Nonreciprocal guided waves in presence of swift electron beams

TL;DR

This paper proposes a novel, broadband, magnet-free method to achieve nonreciprocal guided waves in waveguides using swift electron beams, enabling unidirectional electromagnetic propagation for advanced photonic and microwave applications.

Contribution

It introduces a theoretical approach to break electromagnetic reciprocity using electron beams with constant velocity, distinct from traditional electron devices, and analyzes the resulting nonreciprocal wave properties.

Findings

Demonstrates nonreciprocal guided waves in 2D and 3D waveguides due to electron beam interaction.

Shows the nonreciprocity strength depends on electron velocity and density.
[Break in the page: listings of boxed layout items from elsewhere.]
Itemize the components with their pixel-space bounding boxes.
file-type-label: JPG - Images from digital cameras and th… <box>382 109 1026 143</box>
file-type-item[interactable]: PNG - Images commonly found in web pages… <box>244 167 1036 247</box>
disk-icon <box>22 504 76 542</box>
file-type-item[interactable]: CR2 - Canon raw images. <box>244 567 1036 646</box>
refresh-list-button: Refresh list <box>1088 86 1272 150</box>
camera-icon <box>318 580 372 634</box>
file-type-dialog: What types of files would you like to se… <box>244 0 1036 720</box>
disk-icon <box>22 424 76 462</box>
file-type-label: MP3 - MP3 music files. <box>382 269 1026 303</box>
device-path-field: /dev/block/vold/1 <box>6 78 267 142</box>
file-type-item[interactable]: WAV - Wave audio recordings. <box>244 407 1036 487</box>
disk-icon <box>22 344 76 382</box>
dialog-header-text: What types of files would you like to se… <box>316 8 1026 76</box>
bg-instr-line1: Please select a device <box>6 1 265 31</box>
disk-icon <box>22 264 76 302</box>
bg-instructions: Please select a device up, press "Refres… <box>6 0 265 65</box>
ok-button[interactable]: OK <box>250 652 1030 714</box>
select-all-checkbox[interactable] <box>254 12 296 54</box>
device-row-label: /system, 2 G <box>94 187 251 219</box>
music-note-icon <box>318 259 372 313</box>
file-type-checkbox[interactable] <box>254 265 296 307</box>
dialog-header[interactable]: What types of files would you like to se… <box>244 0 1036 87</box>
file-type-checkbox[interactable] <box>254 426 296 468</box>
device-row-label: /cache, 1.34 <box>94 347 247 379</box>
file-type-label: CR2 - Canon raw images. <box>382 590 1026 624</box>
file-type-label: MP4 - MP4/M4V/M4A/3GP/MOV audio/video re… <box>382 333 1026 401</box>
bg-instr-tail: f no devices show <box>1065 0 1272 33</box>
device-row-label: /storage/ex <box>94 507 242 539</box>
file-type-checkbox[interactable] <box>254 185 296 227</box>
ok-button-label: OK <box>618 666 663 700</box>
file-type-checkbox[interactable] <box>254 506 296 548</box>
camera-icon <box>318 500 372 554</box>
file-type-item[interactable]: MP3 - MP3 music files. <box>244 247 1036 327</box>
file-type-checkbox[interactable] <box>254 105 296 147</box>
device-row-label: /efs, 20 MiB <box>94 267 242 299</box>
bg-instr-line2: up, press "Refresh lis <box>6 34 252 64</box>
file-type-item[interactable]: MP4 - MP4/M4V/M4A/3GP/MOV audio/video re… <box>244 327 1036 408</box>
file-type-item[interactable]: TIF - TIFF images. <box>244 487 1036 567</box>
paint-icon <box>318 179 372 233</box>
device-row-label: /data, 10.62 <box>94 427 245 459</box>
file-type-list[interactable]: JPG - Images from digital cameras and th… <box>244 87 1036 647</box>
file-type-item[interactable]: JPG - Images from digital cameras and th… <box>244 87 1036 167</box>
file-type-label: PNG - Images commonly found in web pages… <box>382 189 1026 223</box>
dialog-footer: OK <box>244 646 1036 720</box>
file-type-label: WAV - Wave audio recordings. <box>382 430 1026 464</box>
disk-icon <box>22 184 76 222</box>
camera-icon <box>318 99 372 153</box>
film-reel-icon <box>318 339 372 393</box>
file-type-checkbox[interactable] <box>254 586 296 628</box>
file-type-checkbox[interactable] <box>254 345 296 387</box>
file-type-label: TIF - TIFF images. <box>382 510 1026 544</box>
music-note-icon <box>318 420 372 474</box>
Provides dispersion and field distribution analysis for the proposed method.

Abstract

Breaking the reciprocity of electromagnetic interactions is of paramount importance in photonic and microwave technologies, as it enables unidirectional power flows and other unique electromagnetic phenomena. Here we explore a method to break the reciprocity of electromagnetic guided waves utilizing an electron beam with a constant velocity. By introducing an effective dynamic conductivity for the beam, we theoretically demonstrate how nonreciprocal guided waves and a one-way propagating regime can be achieved through the interaction of swift electrons with electromagnetic waves in two-dimensional (2D) parallel-plate and three-dimensional (3D) circular-cylindrical waveguides. Unlike the conventional electron beam structures such as traveling wave tubes and electron accelerators, here the goal is neither to generate and/or amplify the wave nor to accelerate electrons. Instead, we study the salient features of nonreciprocity and unidirectionality of guided waves in such structures. The relevant electromagnetic properties such as the modal dispersion, the field distributions, the operating frequency range, and the nonreciprocity strength and its dependence on the electron velocity and number density are presented and discussed. Moreover, we compare the dispersion characteristics of waves in such structures with some electric-current-based scenarios in materials reported earlier. This broadband tunable magnet-free method offers a unique opportunity to have a switchable strong nonreciprocal response in optoelectronics, nanophotonics, and THz systems.